This is one of the "Big Questions" in modern cosmology. The best answer we have right now reads very much like a tour of the entire field of theoretical physics and observational cosmology and astrophysics combined. No one ever said that the answer had to be a simple one...and it really isn't.
We know that 'space' and 'gas' are two very different things, but long ago they were actually one and the same. Because Einstein's general theory of relativity works so well, we have to accept for now its description of space and time as only aspects of the gravitational field of everything in the universe...gas...energy...matter...light. Near the Big Bang, gravity amplified itself by feeding off of its own energy in a complex and brief state, which ended in this gravitational energy producing the first generations of particles and anti-particles. These later decayed into, not only the familiar electrons and quarks, but also into the particles of light and the essences of the other fundamental forces in existence today.
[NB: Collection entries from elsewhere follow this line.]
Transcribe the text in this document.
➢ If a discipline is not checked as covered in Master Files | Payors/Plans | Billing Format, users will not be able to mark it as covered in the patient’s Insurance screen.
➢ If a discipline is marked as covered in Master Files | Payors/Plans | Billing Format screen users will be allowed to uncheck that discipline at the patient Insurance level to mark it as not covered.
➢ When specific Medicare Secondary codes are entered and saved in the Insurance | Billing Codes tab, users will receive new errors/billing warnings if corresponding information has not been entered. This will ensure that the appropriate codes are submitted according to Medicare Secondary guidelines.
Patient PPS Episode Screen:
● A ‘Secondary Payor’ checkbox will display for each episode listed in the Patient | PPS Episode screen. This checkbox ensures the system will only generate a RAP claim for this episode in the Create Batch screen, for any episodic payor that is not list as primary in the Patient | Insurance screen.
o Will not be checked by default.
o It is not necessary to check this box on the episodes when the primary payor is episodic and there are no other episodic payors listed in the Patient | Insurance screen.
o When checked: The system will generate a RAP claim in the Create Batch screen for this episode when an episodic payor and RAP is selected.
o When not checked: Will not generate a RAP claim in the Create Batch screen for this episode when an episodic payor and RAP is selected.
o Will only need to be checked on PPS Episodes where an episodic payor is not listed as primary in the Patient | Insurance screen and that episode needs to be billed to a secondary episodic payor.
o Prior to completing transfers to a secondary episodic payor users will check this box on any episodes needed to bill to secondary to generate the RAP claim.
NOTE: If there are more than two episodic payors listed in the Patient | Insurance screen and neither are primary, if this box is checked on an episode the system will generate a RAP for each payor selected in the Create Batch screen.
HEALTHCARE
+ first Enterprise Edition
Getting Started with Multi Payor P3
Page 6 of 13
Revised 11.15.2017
Mathematically we can describe much of this transformation, because many of its key ingredients have been seen by physicists already, at their laboratories. But the earliest conditions have yet to be artificially re-created so that we can thoroughly test our best theories.
So, gas was once part of space; space remains indistinct from gravity, and so everything we see around us was once part of the invisible field we call gravity...which flashed into existence billions of years ago. Like a car rolling down hill, the momentum of this event is still with us and drives the expansion of the universe, and the clumping of matter into galaxies, stars, planets and ourselves!